Keysha menceritakan cerita Shasa..


"Oh, bien sûr que ça va! Vous restez ici pour toujours." (Bu, aku mau minta izin. Boleh tidak Shasa tinggal di sini bersama kita sampai dia bisa mendapatkan uang yang cukup.)


"Vraiment tante! Comme c'est embêtant." (Ohh tentu saja boleh, kenapa Enggak! Kamu tinggal disini sampai kapan pun boleh.)


(Beneran tante! Aduh ngerepotin banget.)


"Oui, vraiment, ma tante est heureuse si cette maison est pleine de monde." (Iya beneran, tante juga senang kalau rumah ini ramai.)


"Merci beaucoup, tante et clé." (Makasih banyak ya, Tante dan Key)

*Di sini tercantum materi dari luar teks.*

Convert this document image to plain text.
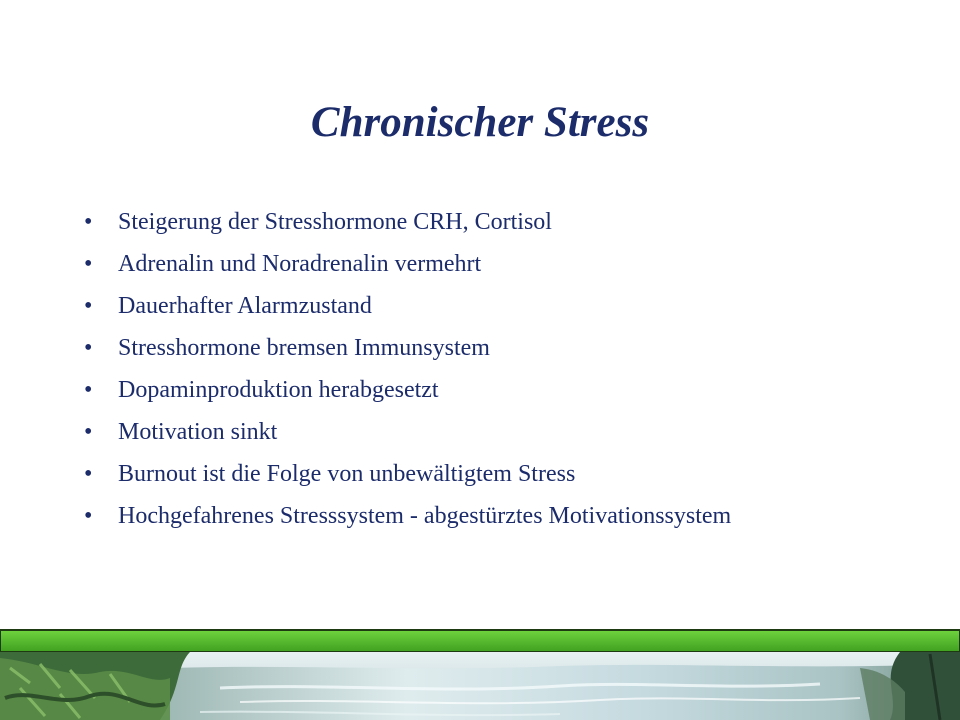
Chronischer Stress
• Steigerung der Stresshormone CRH, Cortisol
• Adrenalin und Noradrenalin vermehrt
• Dauerhafter Alarmzustand
• Stresshormone bremsen Immunsystem
• Dopaminproduktion herabgesetzt
• Motivation sinkt
• Burnout ist die Folge von unbewältigtem Stress
• Hochgefahrenes Stresssystem - abgestürztes Motivationssystem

"Oui, de rien, Sha, après tout, vous avez beaucoup aidé ma famille pendant que j'étais à la fac.)


(Iya Sama-sama Sha, toh kamu udah banyak banget membantu keluarga aku selama aku kuliah.)


Setelah lama mengobrol, Shasa manaiki tangga rumah Keysha dan dia masuk ke kamar Keysha. Dia menatap menara Eiffel dari jendela kamar Keysha, dia membayangkan wajah Agil. Dia telah sadar bahwa dia..

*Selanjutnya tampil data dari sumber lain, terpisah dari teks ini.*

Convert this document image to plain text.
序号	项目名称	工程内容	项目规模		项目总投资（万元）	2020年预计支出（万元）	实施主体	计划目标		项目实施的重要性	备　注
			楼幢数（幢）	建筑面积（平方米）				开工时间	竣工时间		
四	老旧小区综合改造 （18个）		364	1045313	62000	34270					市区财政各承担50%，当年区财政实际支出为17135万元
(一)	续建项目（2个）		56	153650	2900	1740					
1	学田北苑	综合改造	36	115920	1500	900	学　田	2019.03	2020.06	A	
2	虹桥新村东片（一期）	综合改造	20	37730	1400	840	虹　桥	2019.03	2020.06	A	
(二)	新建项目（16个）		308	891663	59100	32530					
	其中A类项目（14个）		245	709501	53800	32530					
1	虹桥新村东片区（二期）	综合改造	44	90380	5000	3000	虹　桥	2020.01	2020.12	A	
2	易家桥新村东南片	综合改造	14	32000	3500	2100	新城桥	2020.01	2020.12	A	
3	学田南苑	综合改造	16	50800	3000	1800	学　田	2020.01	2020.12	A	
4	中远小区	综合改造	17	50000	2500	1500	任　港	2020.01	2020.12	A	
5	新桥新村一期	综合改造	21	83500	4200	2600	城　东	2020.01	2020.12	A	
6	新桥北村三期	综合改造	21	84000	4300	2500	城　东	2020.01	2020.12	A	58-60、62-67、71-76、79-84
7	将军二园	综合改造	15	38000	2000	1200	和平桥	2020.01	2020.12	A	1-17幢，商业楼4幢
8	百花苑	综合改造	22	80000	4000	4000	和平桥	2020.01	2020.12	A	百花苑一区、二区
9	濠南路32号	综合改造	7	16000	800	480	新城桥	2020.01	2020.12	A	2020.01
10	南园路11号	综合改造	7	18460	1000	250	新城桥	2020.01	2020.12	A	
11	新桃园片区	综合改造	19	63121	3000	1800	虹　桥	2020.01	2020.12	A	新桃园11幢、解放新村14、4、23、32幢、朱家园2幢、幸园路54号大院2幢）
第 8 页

"Aku sudah menyadari bahwa aku telah mencintaimu Kak, andaikan waktu dapat di ulang kembali.. aku jauh lebih bisa mengenal kakak yang sangat misterius itu. Kak Agil sekarang aku disini, semoga kita bisa bertemu kembali."


Agil yang saat ini berada di Indonesia pun sedang meratapi hal yang sama..


"Ck.. andaikan kita berdua udah lama saling mengenal, dan sekarang gua sadar gua rindu banget sama Lu. Lu yang membuat hidup gua menjadi lebih baik, Lu bisa menceriakan hidup gua yang sunyi ini. Andaikan waktu bisa di ulang.. agar gue bisa mengenal Lu, melindungi lu, menyayangi lu. Tetapi takdir berkata lain, gua harus berpisah sama Lu semoga kita bisa bertemu."


Saat inilah dia berniat menggunakan hijab untuk menutup auratnya. Setiap hari di Prancis Shasa bekerja keras dari sini dia bekerja di bidang yang dia sukai yaitu mendesign barang apapun dan kemasan apapun. Begitu pun dengan Agil, dia selalu bersemangat untuk meraih kariernya karena tujuannya itu hanya ingin berdiri disamping dan melindungi Shasa. Maka dari itu Agil selalu bekerja keras berjuang demi orang yang akan menjadi bagian dari hidupnya nanti.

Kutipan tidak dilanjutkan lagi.